The Compound Problem: Three Vulnerabilities in Two Weeks
If BlueHammer alone were the story, it would be serious enough. But Chaotic Eclipse followed up with two additional Defender vulnerabilities, RedSun and UnDefened, within the 14 days after BlueHammer’s release. This rapid succession created an unusual situation where defenders were racing to patch one actively-exploited vulnerability while two more public exploits were already circulating.
The pattern reflects a known but underappreciated risk in responsible disclosure: when researchers become frustrated with vendor response timelines, informal norms around coordinated disclosure can break down rapidly. The result is an asymmetric information environment where attackers gain immediate access to working exploits while defenders are still assessing impact.
Mitigation
Update Microsoft Defender Antimalware Platform to a version later than 4.18.26030.3011. This update is delivered through Windows Update and Microsoft Defender platform updates.

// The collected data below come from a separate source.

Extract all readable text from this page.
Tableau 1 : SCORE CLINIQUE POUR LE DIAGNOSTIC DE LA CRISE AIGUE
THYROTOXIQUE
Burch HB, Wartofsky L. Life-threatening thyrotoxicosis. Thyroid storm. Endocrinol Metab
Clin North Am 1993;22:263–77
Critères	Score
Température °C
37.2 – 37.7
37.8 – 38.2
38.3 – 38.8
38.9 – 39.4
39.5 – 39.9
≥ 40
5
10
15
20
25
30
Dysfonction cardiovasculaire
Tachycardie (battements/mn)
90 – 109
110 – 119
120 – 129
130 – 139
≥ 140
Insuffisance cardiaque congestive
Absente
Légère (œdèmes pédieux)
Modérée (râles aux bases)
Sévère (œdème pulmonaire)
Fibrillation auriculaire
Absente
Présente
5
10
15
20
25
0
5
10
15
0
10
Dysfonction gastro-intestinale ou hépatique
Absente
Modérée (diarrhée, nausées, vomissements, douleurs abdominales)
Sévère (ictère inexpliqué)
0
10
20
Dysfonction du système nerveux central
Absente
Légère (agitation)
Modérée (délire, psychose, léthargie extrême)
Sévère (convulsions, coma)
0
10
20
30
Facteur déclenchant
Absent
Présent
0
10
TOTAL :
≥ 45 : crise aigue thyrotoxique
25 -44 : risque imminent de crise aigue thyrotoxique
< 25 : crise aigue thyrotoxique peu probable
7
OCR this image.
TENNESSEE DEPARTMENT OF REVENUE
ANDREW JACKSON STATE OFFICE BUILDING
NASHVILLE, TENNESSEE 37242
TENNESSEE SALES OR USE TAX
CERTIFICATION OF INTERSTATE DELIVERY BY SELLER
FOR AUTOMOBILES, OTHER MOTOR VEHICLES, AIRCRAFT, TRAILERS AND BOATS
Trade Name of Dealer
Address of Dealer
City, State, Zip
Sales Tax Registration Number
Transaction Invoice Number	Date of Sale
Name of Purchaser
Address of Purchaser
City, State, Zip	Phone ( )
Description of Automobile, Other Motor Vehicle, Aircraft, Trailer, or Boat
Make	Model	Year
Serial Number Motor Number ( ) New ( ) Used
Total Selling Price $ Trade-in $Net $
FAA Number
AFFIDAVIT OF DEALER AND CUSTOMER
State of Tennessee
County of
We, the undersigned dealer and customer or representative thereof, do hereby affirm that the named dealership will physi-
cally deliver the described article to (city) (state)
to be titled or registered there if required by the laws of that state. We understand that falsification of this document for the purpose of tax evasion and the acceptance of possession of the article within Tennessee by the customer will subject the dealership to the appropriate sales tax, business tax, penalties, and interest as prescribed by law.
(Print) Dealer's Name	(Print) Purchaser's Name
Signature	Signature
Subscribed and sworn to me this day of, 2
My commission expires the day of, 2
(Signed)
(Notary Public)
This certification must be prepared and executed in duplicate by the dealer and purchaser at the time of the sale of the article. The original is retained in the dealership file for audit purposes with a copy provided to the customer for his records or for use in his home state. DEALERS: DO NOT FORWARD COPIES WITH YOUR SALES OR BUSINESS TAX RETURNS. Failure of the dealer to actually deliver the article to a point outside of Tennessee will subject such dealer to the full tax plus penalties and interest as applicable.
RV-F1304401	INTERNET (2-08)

For organizations with WSUS or SCCM-managed update environments, prioritize accelerated deployment of this platform update. Do not rely solely on signature update checks — the affected component is the Defender platform version, not the definitions database.
Monitor for indicators of compromise including unexpected volume shadow copy creation events, unusual processes interacting with VSS, and any local privilege escalation alerts from endpoint detection platforms.